La casa parece una residencia estática cuando nos hallamos en su corazón pero dejando su palpitación libre, de inmediato (al menos en nuestra memoria) tiende a descomponerse o recomponerse en una estructura misteriosa que a la fuerza nos la hace temer. Es nuestra pero lo es tanto que fácilmente nos odiará, nos dejará, nos traicionará. ¿Cómo no ir creciendo en el miedo a sus comportamientos secretos?
Tememos los accidentes comunes que derivan de las avernas en las instalaciones abandonadas pero más allá llegamos a temer incluso en su pérdida completa. Y no sólo a manos del fuego o la inundación sino por efecto de su desolación y su abandono. Temer en fin en su posible pérdida de sentido y de adherencia, de su posible giro hacia un lado ajeno que va recorriendo en sentido opuesto a la dirección de nuestro alejamiento. ¿Qué simbólica distancia, por tanto, nos encontraremos al regreso?
Un hogar abandonado opera se comporta en nuestra pavor como un elemento liviano y voluble, desprendido del peso de nuestra existencia activa y liberado a la caprichosa existencia de sus objetos interiores, a su vez crecientemente imprevisibles.

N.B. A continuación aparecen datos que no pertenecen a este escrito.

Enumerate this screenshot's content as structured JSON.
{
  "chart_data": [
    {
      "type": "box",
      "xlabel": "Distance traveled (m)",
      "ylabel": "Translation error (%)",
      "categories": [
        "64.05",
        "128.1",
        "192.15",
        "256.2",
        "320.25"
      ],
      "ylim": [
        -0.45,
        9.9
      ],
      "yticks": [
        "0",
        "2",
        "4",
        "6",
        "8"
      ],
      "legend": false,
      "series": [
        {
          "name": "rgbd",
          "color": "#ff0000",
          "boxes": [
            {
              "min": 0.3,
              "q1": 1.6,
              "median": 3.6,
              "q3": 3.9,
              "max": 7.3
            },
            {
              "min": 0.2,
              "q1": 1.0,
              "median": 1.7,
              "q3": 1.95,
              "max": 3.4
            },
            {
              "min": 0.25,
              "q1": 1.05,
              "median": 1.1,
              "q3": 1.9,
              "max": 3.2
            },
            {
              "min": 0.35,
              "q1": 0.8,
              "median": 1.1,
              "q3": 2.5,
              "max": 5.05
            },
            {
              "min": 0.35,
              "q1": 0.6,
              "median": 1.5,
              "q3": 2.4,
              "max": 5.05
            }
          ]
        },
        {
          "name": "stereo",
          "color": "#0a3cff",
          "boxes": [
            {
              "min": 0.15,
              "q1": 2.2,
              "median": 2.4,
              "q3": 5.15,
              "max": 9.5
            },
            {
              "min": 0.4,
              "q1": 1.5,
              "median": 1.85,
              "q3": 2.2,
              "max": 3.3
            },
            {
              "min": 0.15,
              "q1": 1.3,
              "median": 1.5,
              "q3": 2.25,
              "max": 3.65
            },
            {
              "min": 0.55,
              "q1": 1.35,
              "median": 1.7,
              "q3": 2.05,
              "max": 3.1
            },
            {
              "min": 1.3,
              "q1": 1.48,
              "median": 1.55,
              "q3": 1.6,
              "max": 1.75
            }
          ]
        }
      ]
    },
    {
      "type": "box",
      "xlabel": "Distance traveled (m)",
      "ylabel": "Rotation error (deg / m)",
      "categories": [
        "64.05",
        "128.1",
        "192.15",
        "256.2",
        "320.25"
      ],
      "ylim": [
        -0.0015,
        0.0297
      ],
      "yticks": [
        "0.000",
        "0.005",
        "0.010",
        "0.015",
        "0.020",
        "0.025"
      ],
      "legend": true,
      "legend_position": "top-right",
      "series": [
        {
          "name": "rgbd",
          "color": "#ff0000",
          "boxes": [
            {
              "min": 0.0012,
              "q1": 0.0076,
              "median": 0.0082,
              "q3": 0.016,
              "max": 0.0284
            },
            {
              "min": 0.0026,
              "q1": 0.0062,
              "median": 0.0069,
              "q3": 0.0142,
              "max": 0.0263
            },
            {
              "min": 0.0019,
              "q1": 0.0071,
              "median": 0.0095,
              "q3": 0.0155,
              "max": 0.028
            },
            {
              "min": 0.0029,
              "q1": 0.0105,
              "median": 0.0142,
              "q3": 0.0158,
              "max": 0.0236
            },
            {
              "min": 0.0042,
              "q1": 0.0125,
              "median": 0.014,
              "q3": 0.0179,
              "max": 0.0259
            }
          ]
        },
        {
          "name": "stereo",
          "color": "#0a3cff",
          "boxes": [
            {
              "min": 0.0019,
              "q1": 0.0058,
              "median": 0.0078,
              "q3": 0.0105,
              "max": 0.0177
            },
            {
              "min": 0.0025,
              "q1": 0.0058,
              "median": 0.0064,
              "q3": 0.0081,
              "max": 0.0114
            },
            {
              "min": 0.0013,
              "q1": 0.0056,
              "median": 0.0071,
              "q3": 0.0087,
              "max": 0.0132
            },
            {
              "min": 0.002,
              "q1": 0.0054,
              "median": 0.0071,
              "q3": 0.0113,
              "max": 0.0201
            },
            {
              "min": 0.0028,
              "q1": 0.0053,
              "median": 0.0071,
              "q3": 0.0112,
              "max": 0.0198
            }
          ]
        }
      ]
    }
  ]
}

El hogar puede volar como en las películas, puede fugarse como en un sueño, puede perderse como la respuesta a una esclavitud de la que no pudimos detectar el grado de su tiranía.
Ese hogar nuestro que al regresar abrazamos como una criatura entrañable es diferente al hogar que recién abandonado tendemos a recordar como un amante que a solas podrá elegir una compañía ajena. Puede elegir incluso su misma ajenidad al ser abandonado en su misma y delicada naturaleza doméstica.
Lo doméstico se arraiga en su ser domesticado, desenvolviéndose bajo el poder de su amo. La ausencia del amo, sin embargo, mata la intrínseca naturaleza de ese ser, ahora sin cuidados impulsado a una supervivencia de fantasma, el ser de la casa deshabitada y el cambio de su talante. El paso del hogar ocupado que emitía una música concreta a la realidad de una casa deshabitada. Hogar misterioso para el barrio y hogar misterioso para uno mismo en la lejanía. Tan misterios, incalculable y temible que a cada regreso se viven unos momentos de angustia ante su puerta. La llave se introduce en la cerradura, la hoja de la puerta gira despacio y la sorpresa no es otra que hallar un hogar tal como lo dejamos.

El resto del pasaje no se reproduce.